蓝染瞥了眼沙发上啃着能量棒的鲜霖峰,面不改色地撒谎:“他最近减肥。”
电话那头传来轻笑,像羽毛扫过耳膜。蓝染无意识转着钢笔,笔尖在季度报表上洇出一团墨迹——那是季晴去年送他的生日礼物,笔杆刻着猎户座星图。
城郊别墅里,兰姨正往窗台摆第三盆茉莉。季母坐在藤椅上织毛线,针脚是二十年前季晴婴儿毯的花纹。“小染说晴晴最近爱吃酸?”她忽然抬头,织针在白发间挠了挠,“我腌了些青梅,你记得放她办公室。”
兰姨笑着应下,往玄关多摆了双绣星纹的拖鞋——今早蓝染特意叮嘱,季晴每次来都会赤脚窝在沙发角看文献。
厨房炖着虫草鸡汤,香气漫过走廊时,鲜霖峰正猫腰钻进阁楼。孙兮兮举着手机电筒照向天花板:“你确定蓝染要把投影仪藏这儿?”
“这叫全息星幕!”鲜霖峰蹭了满脸灰,手里电路板闪着微光,“到时候整片天花板都是流动的银河,季晴一抬头就能看见生日那天的真实星象……”
孙兮兮突然捂住他的嘴。楼下传来门锁转动的轻响,季晴的声音隐约传来:“妈?您怎么在这儿?”
两人僵在阁楼阴影里,听见季母笑着解释:“小染说这边空气好……”鲜霖峰的冷汗顺着脊椎滑下,首到脚步声移向厨房才长舒口气。孙兮兮掐他胳膊:“叫你非今天调试设备!”
蓝氏集团地下车库,蓝染扯松领带坐进驾驶座。后视镜里,王维风抱着保鲜盒追来:“季晴做的三明治!”

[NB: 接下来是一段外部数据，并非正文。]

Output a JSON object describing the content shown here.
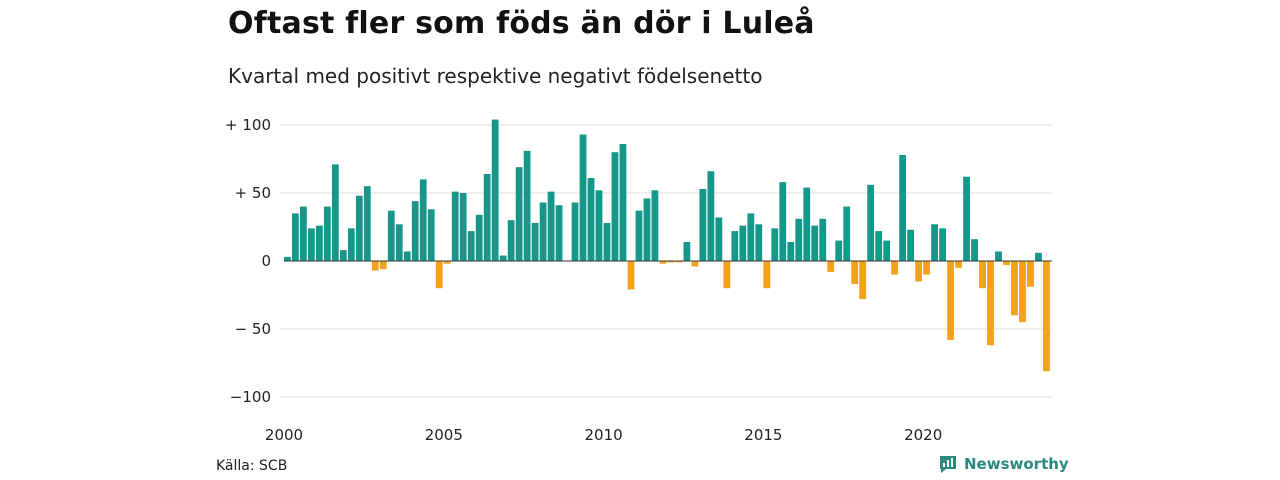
{
  "title": "Oftast fler som föds än dör i Luleå",
  "subtitle": "Kvartal med positivt respektive negativt födelsenetto",
  "source": "Källa: SCB",
  "brand": "Newsworthy",
  "brand_icon": "bar-chart-icon",
  "colors": {
    "positive": "#16978a",
    "negative": "#f3a21c",
    "grid": "#dcdcdc",
    "zero_line": "#333333",
    "brand": "#2a8a80"
  },
  "chart_data": {
    "type": "bar",
    "ylim": [
      -110,
      105
    ],
    "y_ticks": [
      {
        "value": 100,
        "label": "+ 100"
      },
      {
        "value": 50,
        "label": "+  50"
      },
      {
        "value": 0,
        "label": "0"
      },
      {
        "value": -50,
        "label": "− 50"
      },
      {
        "value": -100,
        "label": "−100"
      }
    ],
    "x_ticks": [
      "2000",
      "2005",
      "2010",
      "2015",
      "2020"
    ],
    "x_tick_positions": [
      2000,
      2005,
      2010,
      2015,
      2020
    ],
    "x_start": 2000,
    "categories": [
      "2000 K1",
      "2000 K2",
      "2000 K3",
      "2000 K4",
      "2001 K1",
      "2001 K2",
      "2001 K3",
      "2001 K4",
      "2002 K1",
      "2002 K2",
      "2002 K3",
      "2002 K4",
      "2003 K1",
      "2003 K2",
      "2003 K3",
      "2003 K4",
      "2004 K1",
      "2004 K2",
      "2004 K3",
      "2004 K4",
      "2005 K1",
      "2005 K2",
      "2005 K3",
      "2005 K4",
      "2006 K1",
      "2006 K2",
      "2006 K3",
      "2006 K4",
      "2007 K1",
      "2007 K2",
      "2007 K3",
      "2007 K4",
      "2008 K1",
      "2008 K2",
      "2008 K3",
      "2008 K4",
      "2009 K1",
      "2009 K2",
      "2009 K3",
      "2009 K4",
      "2010 K1",
      "2010 K2",
      "2010 K3",
      "2010 K4",
      "2011 K1",
      "2011 K2",
      "2011 K3",
      "2011 K4",
      "2012 K1",
      "2012 K2",
      "2012 K3",
      "2012 K4",
      "2013 K1",
      "2013 K2",
      "2013 K3",
      "2013 K4",
      "2014 K1",
      "2014 K2",
      "2014 K3",
      "2014 K4",
      "2015 K1",
      "2015 K2",
      "2015 K3",
      "2015 K4",
      "2016 K1",
      "2016 K2",
      "2016 K3",
      "2016 K4",
      "2017 K1",
      "2017 K2",
      "2017 K3",
      "2017 K4",
      "2018 K1",
      "2018 K2",
      "2018 K3",
      "2018 K4",
      "2019 K1",
      "2019 K2",
      "2019 K3",
      "2019 K4",
      "2020 K1",
      "2020 K2",
      "2020 K3",
      "2020 K4",
      "2021 K1",
      "2021 K2",
      "2021 K3",
      "2021 K4",
      "2022 K1",
      "2022 K2",
      "2022 K3",
      "2022 K4",
      "2023 K1",
      "2023 K2",
      "2023 K3",
      "2023 K4"
    ],
    "values": [
      3,
      35,
      40,
      24,
      26,
      40,
      71,
      8,
      24,
      48,
      55,
      -7,
      -6,
      37,
      27,
      7,
      44,
      60,
      38,
      -20,
      -2,
      51,
      50,
      22,
      34,
      64,
      104,
      4,
      30,
      69,
      81,
      28,
      43,
      51,
      41,
      0,
      43,
      93,
      61,
      52,
      28,
      80,
      86,
      -21,
      37,
      46,
      52,
      -2,
      -1,
      -1,
      14,
      -4,
      53,
      66,
      32,
      -20,
      22,
      26,
      35,
      27,
      -20,
      24,
      58,
      14,
      31,
      54,
      26,
      31,
      -8,
      15,
      40,
      -17,
      -28,
      56,
      22,
      15,
      -10,
      78,
      23,
      -15,
      -10,
      27,
      24,
      -58,
      -5,
      62,
      16,
      -20,
      -62,
      7,
      -3,
      -40,
      -45,
      -19,
      6,
      -81
    ]
  }
}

蓝染接过盒子,指尖触到保鲜膜下的温热。番茄切片厚度永远是他喜欢的0.5厘米,煎蛋边缘微焦——季晴总记得他幼稚的挑剔。
“烟火公司重新调整了时序,”王维风压低声音,“汪伯恩的人下午出现在码头,要加派人手吗?”
蓝染撕保鲜膜的手顿了顿,番茄汁染红指尖:“让老周带人盯着,别惊动小晴。”
回程时暴雨突至。蓝染在红灯前打开车载冰箱,取季晴冻好的柠檬冰——这是她对付他偏头痛的老法子。冰球在舌尖化开时,他瞥见副驾储物箱露出半截丝绒盒子。
戒指内圈的刻字在路灯下忽明忽暗:**Q&R 1993.3.14**。这个日期刺得他太阳穴一跳,想起今早季母无意间提起:“晴晴也是那天凌晨生的,产房窗外猎户座特别亮……”
手机突然震动,疗养院监控画面弹出警告:汪伯恩的车停在季母别墅外。蓝染猛打方向盘掉头,雨水在挡风玻璃上炸成破碎的星芒。
季晴推开实验室的窗,雨丝挟着夜风卷入。她摩挲着蓝染忘在这里的钢笔,笔杆的猎户座腰带上多了一道细小划痕——是今早他演示财报数据时,笔尖突然失控划出的。
“蓝总最近好像特别在意天文周期?”实习生凑过来看文献,指着她刚标注的星图。
季晴望向窗外雨幕。远处蓝氏大厦的顶楼亮着熟悉的灯光,像永不坠落的北极星。她轻轻合上钢笔帽:“或许……有人要重启某个被暂停的浪漫程序。”
雨声中,她没听见自己上扬的尾音,也没发现文献边角画着的小小钻戒——那是她走神时的无意识涂鸦。